Ebullient Englishman Mike Slade, the owner of City Index Leopard, said he would he feel ambivalent if he was fortunate enough to get to Hobart first and deny his Wild Oats XI counterpart Bob Oatley a record equalling win.

"It's rather like your mother-in-law driving your brand new Ferrari over a cliff, you don't know whether to be happy or sad about it," Slade said.

Connections of Wild Oats XI and City Index Leopard believe their boats could smash the existing race record by between four and ten hours given favourable weather conditions.
Irrespective of the impressive technology and sailing acumen aboard the fancied vessels, weather patterns will invariably make or break each boat's prospects of success. A drop in wind can wreck a yacht's handicap hopes while a rising breeze and strengthening seas can literally wreck a boat. Size is irrelevant and almost every Hobart claims a high profile victim.
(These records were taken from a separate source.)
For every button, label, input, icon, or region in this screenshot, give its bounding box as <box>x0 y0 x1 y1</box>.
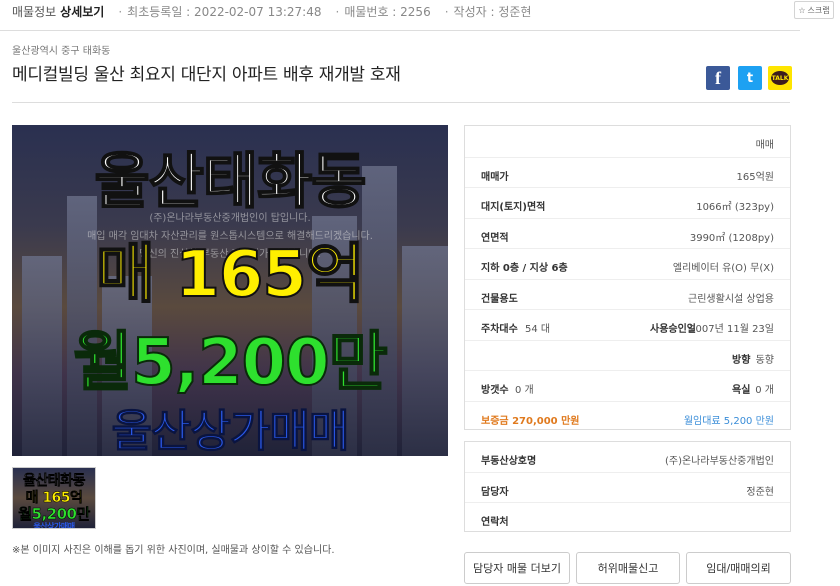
manager-label: 담당자 <box>481 487 509 498</box>
direction-label: 방향 <box>732 355 751 366</box>
divider <box>12 102 790 103</box>
photo-thumbnail[interactable]: 울산태화동 매 165억 월5,200만 울산상가매매 <box>12 467 96 529</box>
rooms-label: 방갯수 <box>481 385 509 396</box>
photo-caption-price: 매 165억 <box>95 237 366 313</box>
report-fake-listing-button[interactable]: 허위매물신고 <box>576 552 680 584</box>
info-row-deal-type: 매매 <box>465 126 790 156</box>
thumb-caption: 울산상가매매 <box>33 522 75 529</box>
top-bar: 매물정보상세보기 최초등록일 : 2022-02-07 13:27:48 매물번… <box>0 0 800 22</box>
office-value: (주)온나라부동산중개법인 <box>664 456 774 467</box>
photo-caption-monthly: 월5,200만 <box>72 325 388 401</box>
agent-row-office: 부동산상호명 (주)온나라부동산중개법인 <box>465 442 790 472</box>
twitter-icon: t <box>746 70 754 86</box>
listing-info-table: 매매 매매가 165억원 대지(토지)면적 1066㎡ (323py) 연면적 … <box>464 125 791 430</box>
registered-date: 최초등록일 : 2022-02-07 13:27:48 <box>118 3 321 20</box>
agent-info-table: 부동산상호명 (주)온나라부동산중개법인 담당자 정준현 연락처 <box>464 441 791 532</box>
floor-area-value: 3990㎡ (1208py) <box>689 233 774 244</box>
kakaotalk-icon: TALK <box>771 71 789 85</box>
listing-request-button[interactable]: 임대/매매의뢰 <box>686 552 791 584</box>
price-value: 165억원 <box>736 172 775 183</box>
parking-value: 54 대 <box>525 324 551 335</box>
info-row-rooms: 방갯수 0 개 욕실 0 개 <box>465 370 790 400</box>
deposit-value: 보증금 270,000 만원 <box>481 416 580 427</box>
photo-caption-location: 울산태화동 <box>94 146 368 218</box>
manager-value: 정준현 <box>746 487 774 498</box>
floor-area-label: 연면적 <box>481 233 509 244</box>
floors-label: 지하 0층 / 지상 6층 <box>481 263 568 274</box>
author: 작성자 : 정준현 <box>445 3 532 20</box>
page-title: 메디컬빌딩 울산 최요지 대단지 아파트 배후 재개발 호재 <box>12 65 401 85</box>
deal-type: 매매 <box>755 140 774 151</box>
approval-value: 2007년 11월 23일 <box>689 324 774 335</box>
land-value: 1066㎡ (323py) <box>696 202 774 213</box>
contact-label: 연락처 <box>481 517 509 528</box>
elevator-value: 엘리베이터 유(O) 무(X) <box>672 263 774 274</box>
usage-value: 근린생활시설 상업용 <box>688 294 774 305</box>
breadcrumb-section: 매물정보 <box>12 4 57 19</box>
photo-disclaimer: ※본 이미지 사진은 이해를 돕기 위한 사진이며, 실매물과 상이할 수 있습… <box>12 545 335 556</box>
price-label: 매매가 <box>481 172 509 183</box>
divider <box>0 30 800 31</box>
facebook-share-button[interactable]: f <box>706 66 730 90</box>
rooms-value: 0 개 <box>515 385 534 396</box>
scrap-button[interactable]: ☆ 스크랩 <box>794 1 834 19</box>
agent-row-manager: 담당자 정준현 <box>465 472 790 502</box>
info-row-rent: 보증금 270,000 만원 월임대료 5,200 만원 <box>465 401 790 431</box>
office-label: 부동산상호명 <box>481 456 537 467</box>
listing-location: 울산광역시 중구 태화동 <box>12 46 111 57</box>
photo-caption-type: 울산상가매매 <box>111 406 350 457</box>
main-photo[interactable]: (주)온나라부동산중개법인이 탑입니다. 매입 매각 임대차 자산관리를 원스톱… <box>12 125 448 456</box>
info-row-price: 매매가 165억원 <box>465 157 790 187</box>
land-label: 대지(토지)면적 <box>481 202 546 213</box>
kakaotalk-share-button[interactable]: TALK <box>768 66 792 90</box>
direction-value: 동향 <box>755 355 774 366</box>
parking-label: 주차대수 <box>481 324 518 335</box>
scrap-label: 스크랩 <box>807 5 830 15</box>
info-row-direction: 방향 동향 <box>465 340 790 370</box>
facebook-icon: f <box>715 67 721 88</box>
breadcrumb: 매물정보 상세보기 <box>12 3 104 20</box>
breadcrumb-current: 상세보기 <box>60 4 105 19</box>
listing-number: 매물번호 : 2256 <box>336 3 430 20</box>
info-row-parking: 주차대수 54 대 사용승인일 2007년 11월 23일 <box>465 309 790 339</box>
star-icon: ☆ <box>798 5 806 15</box>
monthly-rent-value: 월임대료 5,200 만원 <box>683 416 774 427</box>
baths-value: 0 개 <box>755 385 774 396</box>
info-row-usage: 건물용도 근린생활시설 상업용 <box>465 279 790 309</box>
info-row-land: 대지(토지)면적 1066㎡ (323py) <box>465 187 790 217</box>
usage-label: 건물용도 <box>481 294 518 305</box>
info-row-floors: 지하 0층 / 지상 6층 엘리베이터 유(O) 무(X) <box>465 248 790 278</box>
twitter-share-button[interactable]: t <box>738 66 762 90</box>
agent-more-listings-button[interactable]: 담당자 매물 더보기 <box>464 552 570 584</box>
baths-label: 욕실 <box>732 385 751 396</box>
agent-row-contact: 연락처 <box>465 502 790 532</box>
info-row-floor-area: 연면적 3990㎡ (1208py) <box>465 218 790 248</box>
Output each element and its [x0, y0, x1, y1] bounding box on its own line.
Rarely does a year pass without one of the favoured big boats failing to finish with Maximus the major casualty last year.

"One is always aware in the Sydney to Hobart there are three things you've got to do," Slade said. "You've got to sail the right course, you've got to get there and you've got to cross the line first, the most important of those is getting there in one piece."

While the race attracts some of the most modern and expensive boats around, it still also draws weekend sailors who are essentially amateurs and remain true to the original Corinthian ideals of the event.

At the opposite end to the imposing 30-metre maxis is the 9.99-metre Western Australian yacht Palandri Wines Minds Eye, the smallest boat in the race.